The revised estimates are in large part a reflection of Washington’s “official budget scorekeeper catching up with reality,” says Larry Levitt, senior vice president of the Henry J. Kaiser Family Foundation.
“Enrollment is ramping up more slowly than CBO originally anticipated and premiums are coming in lower than expected,” Levitt, co-executive director of Kaiser’s program for the study of health reform and private insurance, says. “Looking at the big picture, implementation of the ACA is playing out pretty much how CBO saw it when the law first passed, with the obvious exception that the Supreme Court subsequently made the expansion of Medicaid voluntary for states.”
Katherine Hempstead, a director at the Robert Wood Johnson Foundation, agrees.

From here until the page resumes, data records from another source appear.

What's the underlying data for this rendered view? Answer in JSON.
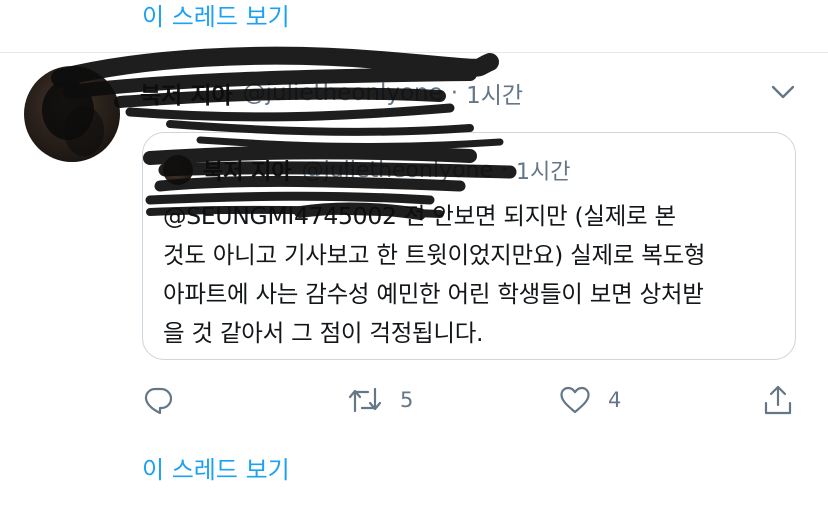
{
  "thread": {
    "top_link": "이 스레드 보기",
    "bottom_link": "이 스레드 보기"
  },
  "tweet": {
    "author_name": "북저 지아",
    "author_handle": "@julietheonlyone",
    "separator": "·",
    "time": "1시간",
    "quoted": {
      "author_name": "북저 지아",
      "author_handle": "@julietheonlyone",
      "separator": "·",
      "time": "1시간",
      "text": "@SEUNGMI4745002 전 안보면 되지만 (실제로 본\n것도 아니고 기사보고 한 트윗이었지만요) 실제로 복도형\n아파트에 사는 감수성 예민한 어린 학생들이 보면 상처받\n을 것 같아서 그 점이 걱정됩니다."
    },
    "actions": {
      "reply_count": "",
      "retweet_count": "5",
      "like_count": "4"
    }
  },
  "colors": {
    "link": "#1da1f2",
    "secondary_text": "#657786",
    "border": "#ccd6dd",
    "redaction": "#0d0d0d"
  },
  "icons": [
    "reply-icon",
    "retweet-icon",
    "like-icon",
    "share-icon",
    "chevron-down-icon"
  ]
}
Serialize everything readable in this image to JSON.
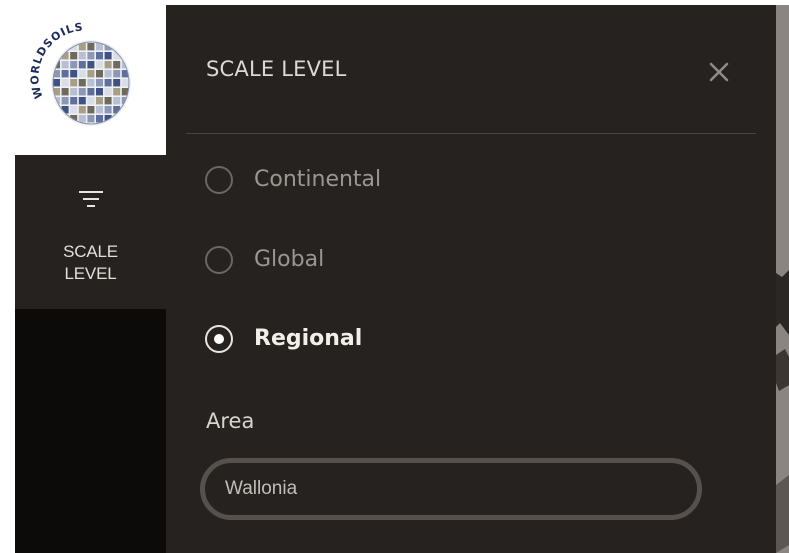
{
  "logo": {
    "text": "WORLDSOILS"
  },
  "rail": {
    "tab_label": "SCALE\nLEVEL",
    "tab_icon": "filter-icon"
  },
  "panel": {
    "title": "SCALE LEVEL",
    "close_icon": "close-icon",
    "options": [
      {
        "label": "Continental",
        "selected": false
      },
      {
        "label": "Global",
        "selected": false
      },
      {
        "label": "Regional",
        "selected": true
      }
    ],
    "area": {
      "label": "Area",
      "value": "Wallonia"
    }
  },
  "colors": {
    "panel_bg": "#26221f",
    "rail_bg": "#0d0b09",
    "selected_text": "#f2eeea",
    "unselected_text": "#9b9691"
  }
}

The downward adjustments, she says, “are based in part on a pair of observations that are very telling: both premium growth and exchange enrollment are a little below expectations.”
“Since we know that affordability is the main barrier cited by those who are eligible but uninsured, those two adjustments really reveal a continuing challenge to bring in those at the bottom of the income distribution with a product that is affordable, even when health care costs are rising more slowly than many expected,” she explains.
The CBO and JCT estimates, compiled in December 2014, and released Monday, do not reflect CBO’s updated economic projections, which were completed after the agency’s analysis of insurance coverage was under way, the most recent data on enrollment through insurance exchanges, or any federal administrative actions or decisions by states about expanding Medicaid coverage that have occurred since that time.
The Supreme Court is expected to rule this summer on whether the federal government can provide subsidies on the federal health care exchange, which makes up a majority of the estimated costs.
Uninsured rate falls
CBO says that in 2014, 42 million non-elderly Americans were uninsured, which is 12 million fewer than would have been uninsured in the absence of the ACA.
In 2015, the office estimates 36 million non-elderly people will be uninsured and from 2016 through 2025, the number of uninsured is expected to decrease to between 29 million and 31 million, or 24 million to 27 million fewer than would have been uninsured in the law’s absence.
For 2025, the 31 million people projected to be uninsured represent one-in-nine residents under age 65, with 30% of them believed to be unauthorized immigrants not eligible for exchange subsides or most Medicaid benefits.